Meat’s highs and lows.

If ever a career was fumbled like a one-handed cocktail barman, it was Meat Loaf’s legendary 80s descent. Having made a relative pittance out of Bat Out Of Hell’s 43 million sales he then managed to piss off his golden goose Jim Steinman with drug-induced vocal failures and label wrangles and had to cobble together his 1983 third album Midnight At The Lost And Found with alternative songwriters.

Steinman was set to return for 1984’s Bad Attitude but delays forced Meat Loaf to record two of Steinman’s previously released songs – the poppy, synth-driven Nowhere Fast and billowing album highpoint Surf’s Up – and write the rest with keyboardist Paul Jacobs, Sarah Durkee and John Parr. 

Parr’s work on Cheatin’ In Your Dreams and Don’t Leave Your Mark On Me adds a dated 80s slickness to an otherwise powerful record, with the mighty Queen-anthem-that-never-was Modern Girl ranking among Meat’s catchiest pop bellows and his Roger Daltrey duet on the title track does its damndest to stop traffic a mile away. 
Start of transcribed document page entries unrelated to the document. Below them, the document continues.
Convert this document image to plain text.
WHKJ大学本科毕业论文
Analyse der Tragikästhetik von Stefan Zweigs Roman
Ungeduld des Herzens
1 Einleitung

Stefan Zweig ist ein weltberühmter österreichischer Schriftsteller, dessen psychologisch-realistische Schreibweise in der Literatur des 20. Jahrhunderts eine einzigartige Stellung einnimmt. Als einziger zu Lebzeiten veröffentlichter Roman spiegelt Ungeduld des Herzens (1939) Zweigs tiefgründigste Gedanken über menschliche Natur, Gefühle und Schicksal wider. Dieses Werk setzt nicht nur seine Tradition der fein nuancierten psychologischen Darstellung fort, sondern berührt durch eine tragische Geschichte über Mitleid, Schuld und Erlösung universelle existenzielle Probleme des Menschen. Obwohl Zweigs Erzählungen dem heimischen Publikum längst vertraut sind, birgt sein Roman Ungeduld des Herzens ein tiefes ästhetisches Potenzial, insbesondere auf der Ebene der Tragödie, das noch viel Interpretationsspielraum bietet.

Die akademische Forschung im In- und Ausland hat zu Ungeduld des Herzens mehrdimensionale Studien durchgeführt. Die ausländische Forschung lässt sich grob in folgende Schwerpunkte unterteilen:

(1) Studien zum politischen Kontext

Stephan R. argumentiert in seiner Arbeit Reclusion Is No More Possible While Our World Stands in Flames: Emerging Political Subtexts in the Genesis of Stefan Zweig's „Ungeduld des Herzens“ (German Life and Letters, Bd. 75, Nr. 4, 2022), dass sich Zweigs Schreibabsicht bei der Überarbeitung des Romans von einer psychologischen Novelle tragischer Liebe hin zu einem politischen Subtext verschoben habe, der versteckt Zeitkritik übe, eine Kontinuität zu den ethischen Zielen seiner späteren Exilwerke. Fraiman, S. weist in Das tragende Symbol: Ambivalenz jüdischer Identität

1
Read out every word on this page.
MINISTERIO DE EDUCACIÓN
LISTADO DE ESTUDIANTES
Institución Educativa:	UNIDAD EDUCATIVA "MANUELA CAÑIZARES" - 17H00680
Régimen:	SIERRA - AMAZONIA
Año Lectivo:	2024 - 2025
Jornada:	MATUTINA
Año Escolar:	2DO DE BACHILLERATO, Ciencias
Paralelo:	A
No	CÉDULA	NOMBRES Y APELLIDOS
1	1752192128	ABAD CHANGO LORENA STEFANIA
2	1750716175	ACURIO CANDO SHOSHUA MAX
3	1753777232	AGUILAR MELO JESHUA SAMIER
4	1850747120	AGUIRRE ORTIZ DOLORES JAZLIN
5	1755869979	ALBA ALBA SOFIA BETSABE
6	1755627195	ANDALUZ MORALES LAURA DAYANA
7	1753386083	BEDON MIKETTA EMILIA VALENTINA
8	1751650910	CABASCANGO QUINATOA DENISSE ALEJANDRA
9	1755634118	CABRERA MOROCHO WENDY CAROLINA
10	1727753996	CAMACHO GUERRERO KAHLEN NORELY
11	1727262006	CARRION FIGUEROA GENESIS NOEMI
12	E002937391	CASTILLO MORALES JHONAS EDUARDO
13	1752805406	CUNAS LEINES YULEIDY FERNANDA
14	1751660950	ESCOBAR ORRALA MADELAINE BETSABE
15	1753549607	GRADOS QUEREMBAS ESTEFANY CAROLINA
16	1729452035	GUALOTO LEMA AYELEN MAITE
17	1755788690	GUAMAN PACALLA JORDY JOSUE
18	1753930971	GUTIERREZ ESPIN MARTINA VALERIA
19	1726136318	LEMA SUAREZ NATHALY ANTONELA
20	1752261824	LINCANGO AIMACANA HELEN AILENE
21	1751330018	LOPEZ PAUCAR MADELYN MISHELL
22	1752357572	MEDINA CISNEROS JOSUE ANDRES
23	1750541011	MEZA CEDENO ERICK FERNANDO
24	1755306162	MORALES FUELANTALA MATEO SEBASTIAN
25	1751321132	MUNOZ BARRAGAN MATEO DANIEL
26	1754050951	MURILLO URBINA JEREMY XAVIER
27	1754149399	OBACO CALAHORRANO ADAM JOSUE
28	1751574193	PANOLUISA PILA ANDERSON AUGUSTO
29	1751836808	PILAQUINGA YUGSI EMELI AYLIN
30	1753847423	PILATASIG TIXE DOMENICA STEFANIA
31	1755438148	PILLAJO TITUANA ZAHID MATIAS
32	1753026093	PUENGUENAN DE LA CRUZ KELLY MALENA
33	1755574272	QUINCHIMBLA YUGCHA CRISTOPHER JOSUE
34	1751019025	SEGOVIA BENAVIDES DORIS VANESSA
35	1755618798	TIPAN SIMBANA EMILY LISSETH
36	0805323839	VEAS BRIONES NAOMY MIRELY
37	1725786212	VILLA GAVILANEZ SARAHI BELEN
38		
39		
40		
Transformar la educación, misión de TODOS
If the title track of Bad Attitude (7/10) was about the sexy, snarling antihero within us all, then the fact that Blind Before I Stop’s (3/10) comically likened listening to rock music to shamelessly wanking in public speaks volumes about the rot setting in. Again unable to wait for Steinman’s input, Meat cobbled together his weakest set yet, bolstered by the strident Parr duet Rock’n’Roll Mercenaries and then de-toothed with vapid 80s pop production that made it sound more Boston than Bat. 

Heavy on twinkling pianos, cheesy sax and the general stench of mullet gloss – Burning Down could be Paul Young, ferchrissake – this was meatless Loaf. No wonder, after this handbrake stop on his career, he’d wait seven years for Steinman’s Bat II.